Clinical Stability Criteria
Patient should have:
- RR < 22–24/min
- Minimal accessory muscle use
- Hemodynamic stability
- Improving primary pathology
- Stable mental status
- SpO₂ target achieved
Oxygenation Criteria
- FiO₂ ≤ 0.4–0.5
- SpO₂ ≥ 92–96% (88–92% in COPD)
- ROX index > 4.88
(ROX = [SpO₂/FiO₂] ÷ RR)
2. Core Principle: What to Reduce First?
Always reduce FiO₂ first, then flow.
Why?
- FiO₂ reduction confirms oxygenation recovery.
- Flow provides:
- Dead space washout
- Low-level PEEP
- Work-of-breathing reduction
If you reduce flow first → risk alveolar derecruitment.

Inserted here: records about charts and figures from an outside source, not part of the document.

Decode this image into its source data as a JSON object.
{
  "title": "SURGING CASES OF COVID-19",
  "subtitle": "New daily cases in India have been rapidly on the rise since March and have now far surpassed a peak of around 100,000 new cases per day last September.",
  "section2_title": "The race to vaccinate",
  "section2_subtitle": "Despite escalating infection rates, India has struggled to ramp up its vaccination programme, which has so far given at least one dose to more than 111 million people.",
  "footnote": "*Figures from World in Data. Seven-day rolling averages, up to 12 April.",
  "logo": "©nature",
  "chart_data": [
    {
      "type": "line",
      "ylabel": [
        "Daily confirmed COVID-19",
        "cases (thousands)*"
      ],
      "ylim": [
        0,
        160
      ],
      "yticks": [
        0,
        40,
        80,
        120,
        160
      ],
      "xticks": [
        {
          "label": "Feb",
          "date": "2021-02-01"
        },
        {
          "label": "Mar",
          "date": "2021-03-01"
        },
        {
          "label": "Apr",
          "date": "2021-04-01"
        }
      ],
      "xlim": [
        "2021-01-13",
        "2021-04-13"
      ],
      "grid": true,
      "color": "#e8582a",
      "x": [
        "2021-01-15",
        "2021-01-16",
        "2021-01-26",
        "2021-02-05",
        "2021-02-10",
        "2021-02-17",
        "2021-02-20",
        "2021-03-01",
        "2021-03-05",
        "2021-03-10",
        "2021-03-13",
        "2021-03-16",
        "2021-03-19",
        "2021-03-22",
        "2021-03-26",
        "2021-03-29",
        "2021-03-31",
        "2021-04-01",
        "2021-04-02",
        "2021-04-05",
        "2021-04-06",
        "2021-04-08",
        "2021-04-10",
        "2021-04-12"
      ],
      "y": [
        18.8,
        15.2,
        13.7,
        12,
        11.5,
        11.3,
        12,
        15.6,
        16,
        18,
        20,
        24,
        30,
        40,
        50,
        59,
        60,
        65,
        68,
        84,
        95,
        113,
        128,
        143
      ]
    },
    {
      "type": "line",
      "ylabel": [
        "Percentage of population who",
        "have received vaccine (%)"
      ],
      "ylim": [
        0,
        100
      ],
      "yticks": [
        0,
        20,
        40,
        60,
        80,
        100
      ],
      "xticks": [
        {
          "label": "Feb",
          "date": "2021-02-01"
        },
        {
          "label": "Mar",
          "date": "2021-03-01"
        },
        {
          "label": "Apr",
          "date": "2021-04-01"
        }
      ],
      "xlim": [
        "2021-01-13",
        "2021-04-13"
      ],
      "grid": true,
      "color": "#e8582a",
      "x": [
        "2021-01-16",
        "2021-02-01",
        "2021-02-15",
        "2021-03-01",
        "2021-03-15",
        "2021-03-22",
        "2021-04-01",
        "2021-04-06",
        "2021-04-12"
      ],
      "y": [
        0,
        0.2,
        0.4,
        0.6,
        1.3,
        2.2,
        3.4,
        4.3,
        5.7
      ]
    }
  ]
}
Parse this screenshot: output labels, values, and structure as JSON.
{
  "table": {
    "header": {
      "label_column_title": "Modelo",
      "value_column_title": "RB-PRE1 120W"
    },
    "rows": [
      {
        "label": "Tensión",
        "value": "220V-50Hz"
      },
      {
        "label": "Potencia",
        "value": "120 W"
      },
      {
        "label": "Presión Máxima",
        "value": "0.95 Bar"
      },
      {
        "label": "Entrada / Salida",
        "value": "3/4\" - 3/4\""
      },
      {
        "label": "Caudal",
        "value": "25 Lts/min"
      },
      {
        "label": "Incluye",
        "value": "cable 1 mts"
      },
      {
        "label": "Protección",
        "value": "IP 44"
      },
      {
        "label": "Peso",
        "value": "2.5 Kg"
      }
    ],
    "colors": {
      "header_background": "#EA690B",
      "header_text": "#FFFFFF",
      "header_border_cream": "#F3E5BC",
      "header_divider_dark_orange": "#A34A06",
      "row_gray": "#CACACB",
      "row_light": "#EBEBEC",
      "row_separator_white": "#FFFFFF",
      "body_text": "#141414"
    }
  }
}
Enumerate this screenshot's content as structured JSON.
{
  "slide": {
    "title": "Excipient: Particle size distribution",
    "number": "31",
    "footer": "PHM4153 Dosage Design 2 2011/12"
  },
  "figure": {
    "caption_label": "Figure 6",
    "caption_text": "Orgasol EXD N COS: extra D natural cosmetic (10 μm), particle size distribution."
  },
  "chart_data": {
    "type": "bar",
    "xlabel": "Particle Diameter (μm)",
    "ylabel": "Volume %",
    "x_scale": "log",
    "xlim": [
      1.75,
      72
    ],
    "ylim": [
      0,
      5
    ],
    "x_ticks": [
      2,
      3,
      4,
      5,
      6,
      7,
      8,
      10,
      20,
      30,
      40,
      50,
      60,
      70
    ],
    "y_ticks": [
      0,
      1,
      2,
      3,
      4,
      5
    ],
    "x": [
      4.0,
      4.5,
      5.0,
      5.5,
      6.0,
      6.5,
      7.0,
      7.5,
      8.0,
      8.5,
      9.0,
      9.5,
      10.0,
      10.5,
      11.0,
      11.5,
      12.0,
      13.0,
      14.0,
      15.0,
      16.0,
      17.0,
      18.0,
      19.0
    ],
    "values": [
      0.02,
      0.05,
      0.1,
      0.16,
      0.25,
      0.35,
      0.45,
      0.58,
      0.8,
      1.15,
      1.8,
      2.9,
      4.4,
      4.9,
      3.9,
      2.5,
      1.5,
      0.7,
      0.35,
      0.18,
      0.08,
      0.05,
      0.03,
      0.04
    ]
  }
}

3. Stepwise Weaning Protocol
Step 1 – Reduce FiO₂
If FiO₂ > 0.4:
- Reduce by 5–10% every 30–60 min
- Maintain target SpO₂
Target before moving to flow reduction:
- FiO₂ ≤ 0.4
Step 2 – Reduce Flow
Once FiO₂ ≤ 0.4:
- Reduce flow in steps of 5–10 L/min
- Reassess after each reduction (30–60 min)
Typical sequence:
- 60 → 50 → 40 → 35 → 30 L/min
Most patients tolerate 25–30 L/min before switching.
Step 3 – Transition to Conventional Oxygen
When:
- Flow ≤ 25–30 L/min
- FiO₂ ≤ 0.4
- RR stable
- Minimal distress
Switch to:
- Nasal prongs 2–5 L/min
- Venturi mask if controlled FiO₂ needed
Monitor closely for 1–2 hours after switch.